According to a new report, Google Research is working on a new, personalized AI assistant that can work offline.
Google published a paper detailing the new speech-recognition system titled Personalized Speech Recognition on Mobile Devices on Friday. The Google Research team was given the task of creating a system that does not rely on a server, works on your device accurately without leaving a major footprint, and is based on voice commands and dictation. The new system takes up 20.3 megabytes and is underpinned by machine-learning techniques. To train it, the researchers used approximately 2,000 hours of anonymized Google voice search traffic, totaling up to 100 million utterances, and added in noise from YouTube to imitate real-life conditions. Google will present its report at the 41st International Conference on Acoustics, Speech and Signal Processing which begins on March 20.

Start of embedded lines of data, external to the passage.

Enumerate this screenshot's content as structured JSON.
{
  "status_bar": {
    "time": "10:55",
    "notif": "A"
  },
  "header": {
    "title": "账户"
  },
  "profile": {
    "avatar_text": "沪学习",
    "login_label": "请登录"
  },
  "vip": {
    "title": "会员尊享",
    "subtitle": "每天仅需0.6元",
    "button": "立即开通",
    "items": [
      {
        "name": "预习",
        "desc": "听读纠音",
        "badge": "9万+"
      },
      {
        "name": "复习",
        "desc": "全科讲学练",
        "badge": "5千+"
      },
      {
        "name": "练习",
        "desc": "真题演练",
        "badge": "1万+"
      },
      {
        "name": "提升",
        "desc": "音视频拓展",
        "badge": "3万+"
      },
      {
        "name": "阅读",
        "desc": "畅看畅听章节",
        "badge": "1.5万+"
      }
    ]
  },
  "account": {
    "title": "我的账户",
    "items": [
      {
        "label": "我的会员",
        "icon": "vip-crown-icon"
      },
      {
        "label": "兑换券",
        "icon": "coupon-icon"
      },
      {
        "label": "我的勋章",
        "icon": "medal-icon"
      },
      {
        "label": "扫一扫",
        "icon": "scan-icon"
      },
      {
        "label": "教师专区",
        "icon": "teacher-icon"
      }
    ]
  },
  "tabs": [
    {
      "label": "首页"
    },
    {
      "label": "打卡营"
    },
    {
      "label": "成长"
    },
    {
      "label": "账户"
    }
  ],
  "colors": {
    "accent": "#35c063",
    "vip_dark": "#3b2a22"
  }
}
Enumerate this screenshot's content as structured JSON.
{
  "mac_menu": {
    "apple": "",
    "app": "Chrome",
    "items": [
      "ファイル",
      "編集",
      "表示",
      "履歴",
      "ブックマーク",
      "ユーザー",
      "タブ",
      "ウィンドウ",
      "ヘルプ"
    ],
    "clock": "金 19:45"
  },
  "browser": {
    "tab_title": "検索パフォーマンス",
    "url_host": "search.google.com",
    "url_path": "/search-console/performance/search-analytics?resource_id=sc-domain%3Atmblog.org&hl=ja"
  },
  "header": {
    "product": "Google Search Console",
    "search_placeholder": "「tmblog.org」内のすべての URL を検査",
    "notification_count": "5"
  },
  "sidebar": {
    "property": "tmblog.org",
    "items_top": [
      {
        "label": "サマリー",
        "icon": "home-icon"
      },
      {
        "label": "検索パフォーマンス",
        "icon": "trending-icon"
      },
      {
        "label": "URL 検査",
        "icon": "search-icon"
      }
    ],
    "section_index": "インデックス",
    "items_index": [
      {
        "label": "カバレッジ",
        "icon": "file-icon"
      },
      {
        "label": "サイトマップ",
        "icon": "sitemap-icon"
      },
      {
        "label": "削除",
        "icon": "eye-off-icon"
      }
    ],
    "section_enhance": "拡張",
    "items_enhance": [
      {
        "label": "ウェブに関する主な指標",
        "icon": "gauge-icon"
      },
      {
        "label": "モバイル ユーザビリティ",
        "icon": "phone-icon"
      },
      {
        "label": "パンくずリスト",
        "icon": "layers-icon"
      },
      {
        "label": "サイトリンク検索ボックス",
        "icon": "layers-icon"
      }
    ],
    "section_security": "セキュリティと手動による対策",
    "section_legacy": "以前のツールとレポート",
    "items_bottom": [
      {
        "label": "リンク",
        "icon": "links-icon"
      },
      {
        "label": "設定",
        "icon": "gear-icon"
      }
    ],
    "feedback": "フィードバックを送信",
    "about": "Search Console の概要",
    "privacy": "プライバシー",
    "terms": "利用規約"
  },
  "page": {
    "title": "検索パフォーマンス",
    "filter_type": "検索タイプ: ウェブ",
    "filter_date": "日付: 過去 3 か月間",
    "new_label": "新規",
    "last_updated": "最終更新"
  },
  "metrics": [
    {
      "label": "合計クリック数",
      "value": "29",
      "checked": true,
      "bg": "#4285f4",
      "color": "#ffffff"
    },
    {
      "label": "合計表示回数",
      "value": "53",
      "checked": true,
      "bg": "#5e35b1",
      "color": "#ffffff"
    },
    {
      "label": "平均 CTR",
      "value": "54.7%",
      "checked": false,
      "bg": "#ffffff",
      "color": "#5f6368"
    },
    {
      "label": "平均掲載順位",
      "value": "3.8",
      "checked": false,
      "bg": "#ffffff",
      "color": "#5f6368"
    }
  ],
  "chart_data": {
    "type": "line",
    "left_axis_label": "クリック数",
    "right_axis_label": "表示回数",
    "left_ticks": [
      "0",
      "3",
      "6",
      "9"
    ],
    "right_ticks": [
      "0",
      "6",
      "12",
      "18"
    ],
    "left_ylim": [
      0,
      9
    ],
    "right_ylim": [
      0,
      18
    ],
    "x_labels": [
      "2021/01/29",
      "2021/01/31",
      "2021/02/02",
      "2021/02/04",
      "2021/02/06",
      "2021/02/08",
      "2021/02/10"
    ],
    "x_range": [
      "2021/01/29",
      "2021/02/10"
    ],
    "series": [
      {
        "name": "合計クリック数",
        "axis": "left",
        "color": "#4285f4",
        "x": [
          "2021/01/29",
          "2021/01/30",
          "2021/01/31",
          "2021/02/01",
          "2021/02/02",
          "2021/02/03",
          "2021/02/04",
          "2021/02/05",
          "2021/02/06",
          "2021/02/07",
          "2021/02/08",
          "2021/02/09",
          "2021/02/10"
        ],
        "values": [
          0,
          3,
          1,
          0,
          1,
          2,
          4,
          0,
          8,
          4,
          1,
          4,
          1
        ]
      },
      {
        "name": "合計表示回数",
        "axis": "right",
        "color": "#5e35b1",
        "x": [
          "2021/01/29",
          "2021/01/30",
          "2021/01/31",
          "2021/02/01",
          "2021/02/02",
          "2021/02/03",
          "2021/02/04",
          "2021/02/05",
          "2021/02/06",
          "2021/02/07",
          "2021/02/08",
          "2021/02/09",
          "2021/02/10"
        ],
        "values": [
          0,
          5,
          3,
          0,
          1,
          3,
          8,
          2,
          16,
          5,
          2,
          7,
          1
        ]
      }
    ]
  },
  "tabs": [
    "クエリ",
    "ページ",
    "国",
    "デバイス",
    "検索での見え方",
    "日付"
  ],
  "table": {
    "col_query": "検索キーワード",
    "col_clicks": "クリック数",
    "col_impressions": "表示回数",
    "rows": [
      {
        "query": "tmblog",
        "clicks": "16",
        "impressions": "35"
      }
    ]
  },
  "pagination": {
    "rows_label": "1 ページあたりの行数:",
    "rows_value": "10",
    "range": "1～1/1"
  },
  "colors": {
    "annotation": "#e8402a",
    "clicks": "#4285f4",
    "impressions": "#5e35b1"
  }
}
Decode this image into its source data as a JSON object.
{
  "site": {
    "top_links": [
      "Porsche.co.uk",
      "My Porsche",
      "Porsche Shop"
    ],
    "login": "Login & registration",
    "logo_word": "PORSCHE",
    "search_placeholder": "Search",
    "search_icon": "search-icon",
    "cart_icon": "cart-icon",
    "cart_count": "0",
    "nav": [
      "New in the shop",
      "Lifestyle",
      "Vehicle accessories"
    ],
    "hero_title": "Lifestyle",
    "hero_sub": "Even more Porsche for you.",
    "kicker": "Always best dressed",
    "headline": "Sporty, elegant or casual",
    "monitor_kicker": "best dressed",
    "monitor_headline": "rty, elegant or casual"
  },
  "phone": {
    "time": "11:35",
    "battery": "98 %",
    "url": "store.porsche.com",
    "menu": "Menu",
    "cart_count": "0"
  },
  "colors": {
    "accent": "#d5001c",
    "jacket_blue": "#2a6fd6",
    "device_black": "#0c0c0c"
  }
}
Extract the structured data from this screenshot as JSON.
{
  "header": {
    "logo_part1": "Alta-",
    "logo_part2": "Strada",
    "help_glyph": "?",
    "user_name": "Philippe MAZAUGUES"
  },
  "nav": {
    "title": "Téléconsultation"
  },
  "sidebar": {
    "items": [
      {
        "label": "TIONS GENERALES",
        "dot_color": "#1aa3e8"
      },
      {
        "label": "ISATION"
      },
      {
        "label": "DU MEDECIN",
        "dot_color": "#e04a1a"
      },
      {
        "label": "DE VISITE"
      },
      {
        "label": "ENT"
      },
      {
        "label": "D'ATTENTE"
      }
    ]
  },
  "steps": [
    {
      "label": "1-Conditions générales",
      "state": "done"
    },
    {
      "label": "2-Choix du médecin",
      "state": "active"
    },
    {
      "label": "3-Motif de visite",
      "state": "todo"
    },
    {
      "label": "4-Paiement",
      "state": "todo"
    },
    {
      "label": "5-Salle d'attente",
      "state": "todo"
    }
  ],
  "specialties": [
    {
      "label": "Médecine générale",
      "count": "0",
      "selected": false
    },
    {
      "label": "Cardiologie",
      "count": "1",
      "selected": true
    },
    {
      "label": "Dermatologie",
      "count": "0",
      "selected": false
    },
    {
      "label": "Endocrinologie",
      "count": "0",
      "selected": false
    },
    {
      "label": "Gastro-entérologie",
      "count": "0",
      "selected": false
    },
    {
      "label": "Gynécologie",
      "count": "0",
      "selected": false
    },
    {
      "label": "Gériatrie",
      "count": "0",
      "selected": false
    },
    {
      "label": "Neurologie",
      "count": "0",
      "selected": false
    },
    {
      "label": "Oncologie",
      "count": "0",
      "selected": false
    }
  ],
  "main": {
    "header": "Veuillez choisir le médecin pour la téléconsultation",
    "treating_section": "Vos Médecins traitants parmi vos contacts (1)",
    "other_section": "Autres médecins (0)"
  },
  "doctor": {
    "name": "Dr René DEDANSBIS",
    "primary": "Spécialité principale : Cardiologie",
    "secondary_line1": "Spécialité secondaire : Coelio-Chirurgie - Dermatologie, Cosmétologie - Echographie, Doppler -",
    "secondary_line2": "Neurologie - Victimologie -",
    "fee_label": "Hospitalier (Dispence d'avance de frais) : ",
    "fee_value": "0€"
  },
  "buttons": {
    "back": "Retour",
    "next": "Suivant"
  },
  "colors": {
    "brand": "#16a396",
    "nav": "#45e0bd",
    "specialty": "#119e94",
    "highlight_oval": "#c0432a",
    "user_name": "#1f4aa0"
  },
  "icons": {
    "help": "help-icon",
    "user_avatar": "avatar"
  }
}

In other Google AI news, the company's DeepMind unit's AlphaGo program has continued to take on human Go champions. AlphaGo is up 3-1 in its current series against 33-year-old South Korean Go champion Lee Se-dol, with Lee giving the AI its first human loss in the fourth of a five-game match in Seoul; last year, the AI beat European champion Fan Hui 5-0. According to DeepMind founder Demis Hassabis, AlphaGo made some mistakes. "#AlphaGo thought it was doing well, but got confused on move 87. We are in trouble now..." tweeted Hassabis, who later clarified that the AI made a mistake on move 79 but only realized it by 87.